On these Easter Sundays, we read from the Book of Revelation. This New Testament work is puzzling, with its strange descriptions and symbolism. Many readers misunderstand its purpose, and try to find involved, often convoluted references to specific events in our own time or the future. But much of Revelation refers to the time in which it was written. Like those resistance fighters in occupied Europe, the early Christians lived through persecution under Roman rule. I like to understand the Book of Revelation as a kind of “resistance literature,” a message of hope shared by persecuted Christians.

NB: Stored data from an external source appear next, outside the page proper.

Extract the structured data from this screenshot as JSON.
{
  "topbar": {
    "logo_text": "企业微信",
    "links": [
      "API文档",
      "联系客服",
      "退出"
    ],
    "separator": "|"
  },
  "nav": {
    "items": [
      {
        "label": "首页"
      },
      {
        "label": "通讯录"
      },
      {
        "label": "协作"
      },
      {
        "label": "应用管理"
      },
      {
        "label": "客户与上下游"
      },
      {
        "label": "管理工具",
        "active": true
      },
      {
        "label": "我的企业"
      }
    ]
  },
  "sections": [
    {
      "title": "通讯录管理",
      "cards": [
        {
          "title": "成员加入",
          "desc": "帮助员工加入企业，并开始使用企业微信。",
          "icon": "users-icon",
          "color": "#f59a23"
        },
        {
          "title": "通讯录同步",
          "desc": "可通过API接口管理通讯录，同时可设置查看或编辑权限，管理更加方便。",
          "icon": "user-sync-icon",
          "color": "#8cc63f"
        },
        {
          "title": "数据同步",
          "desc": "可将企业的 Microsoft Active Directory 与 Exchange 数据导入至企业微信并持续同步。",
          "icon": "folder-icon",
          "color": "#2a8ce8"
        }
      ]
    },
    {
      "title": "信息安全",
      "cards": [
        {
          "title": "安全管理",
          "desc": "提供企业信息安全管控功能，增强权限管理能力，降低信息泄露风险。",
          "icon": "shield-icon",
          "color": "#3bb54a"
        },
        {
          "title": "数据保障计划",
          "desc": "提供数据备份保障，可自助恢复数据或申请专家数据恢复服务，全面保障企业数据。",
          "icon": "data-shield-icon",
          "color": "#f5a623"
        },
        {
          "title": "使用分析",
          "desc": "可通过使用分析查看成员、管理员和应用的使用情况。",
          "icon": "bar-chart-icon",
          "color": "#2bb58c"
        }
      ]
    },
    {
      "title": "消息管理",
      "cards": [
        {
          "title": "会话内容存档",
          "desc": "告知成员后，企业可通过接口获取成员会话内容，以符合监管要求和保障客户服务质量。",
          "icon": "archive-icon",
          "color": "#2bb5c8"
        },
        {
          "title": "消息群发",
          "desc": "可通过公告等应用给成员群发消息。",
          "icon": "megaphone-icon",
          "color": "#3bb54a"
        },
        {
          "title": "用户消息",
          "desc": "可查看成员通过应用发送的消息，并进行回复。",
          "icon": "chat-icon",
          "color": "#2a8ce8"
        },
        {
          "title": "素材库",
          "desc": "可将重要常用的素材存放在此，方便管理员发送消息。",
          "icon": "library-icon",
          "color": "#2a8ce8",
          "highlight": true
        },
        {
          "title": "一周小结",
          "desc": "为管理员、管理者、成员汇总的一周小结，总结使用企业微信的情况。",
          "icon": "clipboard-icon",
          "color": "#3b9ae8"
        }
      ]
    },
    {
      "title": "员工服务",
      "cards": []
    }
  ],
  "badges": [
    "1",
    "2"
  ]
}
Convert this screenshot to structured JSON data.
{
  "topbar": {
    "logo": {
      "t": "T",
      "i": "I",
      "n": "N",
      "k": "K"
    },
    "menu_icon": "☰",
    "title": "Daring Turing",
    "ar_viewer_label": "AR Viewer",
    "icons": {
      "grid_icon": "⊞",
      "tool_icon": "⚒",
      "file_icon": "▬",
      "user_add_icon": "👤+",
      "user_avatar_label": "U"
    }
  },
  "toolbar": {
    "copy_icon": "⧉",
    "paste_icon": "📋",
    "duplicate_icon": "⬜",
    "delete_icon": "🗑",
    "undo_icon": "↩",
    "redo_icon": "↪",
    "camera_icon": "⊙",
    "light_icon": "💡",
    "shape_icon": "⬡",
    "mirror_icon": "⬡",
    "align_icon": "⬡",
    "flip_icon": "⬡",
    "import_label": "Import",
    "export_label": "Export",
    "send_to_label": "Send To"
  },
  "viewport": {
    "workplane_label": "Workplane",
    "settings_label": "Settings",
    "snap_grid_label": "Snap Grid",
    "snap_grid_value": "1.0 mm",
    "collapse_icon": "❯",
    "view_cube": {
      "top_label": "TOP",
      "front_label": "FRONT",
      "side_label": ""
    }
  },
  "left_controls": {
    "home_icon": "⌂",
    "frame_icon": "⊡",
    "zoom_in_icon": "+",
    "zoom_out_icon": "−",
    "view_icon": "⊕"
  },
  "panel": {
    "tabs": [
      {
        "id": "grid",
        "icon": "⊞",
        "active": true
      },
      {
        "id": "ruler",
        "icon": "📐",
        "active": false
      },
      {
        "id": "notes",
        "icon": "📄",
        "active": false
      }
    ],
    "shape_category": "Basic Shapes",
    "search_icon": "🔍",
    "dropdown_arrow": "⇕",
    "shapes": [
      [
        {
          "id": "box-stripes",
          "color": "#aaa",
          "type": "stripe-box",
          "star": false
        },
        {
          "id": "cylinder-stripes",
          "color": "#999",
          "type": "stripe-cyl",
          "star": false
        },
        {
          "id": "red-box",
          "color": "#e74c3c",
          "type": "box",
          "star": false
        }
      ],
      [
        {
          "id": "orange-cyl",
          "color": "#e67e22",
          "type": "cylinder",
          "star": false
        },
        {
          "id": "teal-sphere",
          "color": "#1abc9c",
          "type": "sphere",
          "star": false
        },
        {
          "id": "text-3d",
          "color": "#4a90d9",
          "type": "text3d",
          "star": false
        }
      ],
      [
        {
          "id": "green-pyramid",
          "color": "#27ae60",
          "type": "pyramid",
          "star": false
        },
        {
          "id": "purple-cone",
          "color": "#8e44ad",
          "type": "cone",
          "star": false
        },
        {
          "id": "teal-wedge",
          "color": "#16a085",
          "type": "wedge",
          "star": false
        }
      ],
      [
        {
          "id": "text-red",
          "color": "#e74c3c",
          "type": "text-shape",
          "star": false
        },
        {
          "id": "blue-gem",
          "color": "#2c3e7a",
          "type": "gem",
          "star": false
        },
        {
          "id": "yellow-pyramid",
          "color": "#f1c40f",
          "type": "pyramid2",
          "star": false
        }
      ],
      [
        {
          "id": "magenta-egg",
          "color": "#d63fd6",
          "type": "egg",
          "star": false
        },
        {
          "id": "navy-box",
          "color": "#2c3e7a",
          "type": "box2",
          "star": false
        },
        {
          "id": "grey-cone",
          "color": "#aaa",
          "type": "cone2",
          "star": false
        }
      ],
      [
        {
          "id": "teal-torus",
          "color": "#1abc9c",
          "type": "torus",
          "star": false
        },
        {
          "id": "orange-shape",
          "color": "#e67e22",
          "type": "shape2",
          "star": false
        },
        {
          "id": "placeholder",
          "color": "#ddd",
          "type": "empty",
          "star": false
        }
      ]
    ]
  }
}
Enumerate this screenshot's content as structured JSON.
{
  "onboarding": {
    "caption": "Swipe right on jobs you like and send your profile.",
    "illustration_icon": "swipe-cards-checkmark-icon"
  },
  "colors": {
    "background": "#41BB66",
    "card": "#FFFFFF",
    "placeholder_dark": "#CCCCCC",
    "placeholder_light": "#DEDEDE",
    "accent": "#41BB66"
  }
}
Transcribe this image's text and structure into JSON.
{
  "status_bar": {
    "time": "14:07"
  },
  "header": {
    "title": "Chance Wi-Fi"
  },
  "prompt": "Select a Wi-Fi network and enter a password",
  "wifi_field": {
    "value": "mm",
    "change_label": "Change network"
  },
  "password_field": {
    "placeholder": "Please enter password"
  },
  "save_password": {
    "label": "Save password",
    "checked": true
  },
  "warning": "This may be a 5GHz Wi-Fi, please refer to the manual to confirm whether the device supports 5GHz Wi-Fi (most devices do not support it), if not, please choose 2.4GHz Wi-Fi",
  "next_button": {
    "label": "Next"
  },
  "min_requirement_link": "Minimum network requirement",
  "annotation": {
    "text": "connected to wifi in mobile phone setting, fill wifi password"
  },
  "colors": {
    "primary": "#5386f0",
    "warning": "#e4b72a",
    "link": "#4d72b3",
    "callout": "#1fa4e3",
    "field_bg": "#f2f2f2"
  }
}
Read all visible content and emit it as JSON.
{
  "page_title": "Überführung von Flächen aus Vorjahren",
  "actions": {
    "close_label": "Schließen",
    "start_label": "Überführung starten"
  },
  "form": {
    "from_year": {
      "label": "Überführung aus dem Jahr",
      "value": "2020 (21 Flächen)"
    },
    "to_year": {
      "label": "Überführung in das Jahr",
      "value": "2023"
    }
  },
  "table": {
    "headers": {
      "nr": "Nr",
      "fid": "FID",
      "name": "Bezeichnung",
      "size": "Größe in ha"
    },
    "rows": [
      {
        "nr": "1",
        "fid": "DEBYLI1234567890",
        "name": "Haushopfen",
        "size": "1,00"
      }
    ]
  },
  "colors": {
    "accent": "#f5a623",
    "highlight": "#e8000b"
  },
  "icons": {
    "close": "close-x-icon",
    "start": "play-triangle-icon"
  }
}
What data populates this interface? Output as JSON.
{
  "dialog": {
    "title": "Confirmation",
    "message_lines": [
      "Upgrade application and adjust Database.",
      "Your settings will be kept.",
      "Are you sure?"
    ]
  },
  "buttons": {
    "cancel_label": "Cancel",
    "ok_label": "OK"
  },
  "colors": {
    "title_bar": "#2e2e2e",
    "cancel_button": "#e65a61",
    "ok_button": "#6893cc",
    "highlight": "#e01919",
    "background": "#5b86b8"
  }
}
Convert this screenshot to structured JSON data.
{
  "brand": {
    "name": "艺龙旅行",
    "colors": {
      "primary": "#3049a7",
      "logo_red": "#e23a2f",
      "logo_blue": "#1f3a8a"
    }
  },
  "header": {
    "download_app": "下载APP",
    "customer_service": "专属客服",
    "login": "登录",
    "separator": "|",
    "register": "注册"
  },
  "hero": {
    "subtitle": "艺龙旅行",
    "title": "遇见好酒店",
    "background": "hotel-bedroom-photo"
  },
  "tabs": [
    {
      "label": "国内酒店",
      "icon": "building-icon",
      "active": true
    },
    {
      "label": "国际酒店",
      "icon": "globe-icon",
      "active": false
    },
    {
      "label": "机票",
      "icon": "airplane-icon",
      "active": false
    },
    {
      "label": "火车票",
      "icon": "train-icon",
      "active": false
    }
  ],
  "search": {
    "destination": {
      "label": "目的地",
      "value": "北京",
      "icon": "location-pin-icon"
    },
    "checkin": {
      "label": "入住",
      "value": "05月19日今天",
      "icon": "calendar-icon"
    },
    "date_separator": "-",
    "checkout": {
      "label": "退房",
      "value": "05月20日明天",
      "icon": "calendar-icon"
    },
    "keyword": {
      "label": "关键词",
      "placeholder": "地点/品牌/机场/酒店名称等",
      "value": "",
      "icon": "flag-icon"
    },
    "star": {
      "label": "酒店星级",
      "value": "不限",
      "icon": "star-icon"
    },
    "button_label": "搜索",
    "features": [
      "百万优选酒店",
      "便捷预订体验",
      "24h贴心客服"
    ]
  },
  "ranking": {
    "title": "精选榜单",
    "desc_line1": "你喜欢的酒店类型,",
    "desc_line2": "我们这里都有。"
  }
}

Jesus has triumphed over evil; God’s enemies will be defeated, even death itself.
Today, we Christians face our own troubles. We need to hear encouragement, as the Book of Revelation tells us that all will be made new, that death is not the end. It’s an ancient message of hope as new as today’s dawn.
DISCUSS | By Father Dan Kroger, OFM
According to this week’s first reading, what happened to Paul and Barnabas when they traveled to Lystra?
In the second reading, John had a vision of a new heaven and earth. What city did he see coming down from heaven?
What is the new commandment that Jesus gives in the Gospel and what will the disciples love for one another show to everyone?
ACT | By Susan Hines-Brigger
Do something this week to demonstrate your love for your family members or a friend.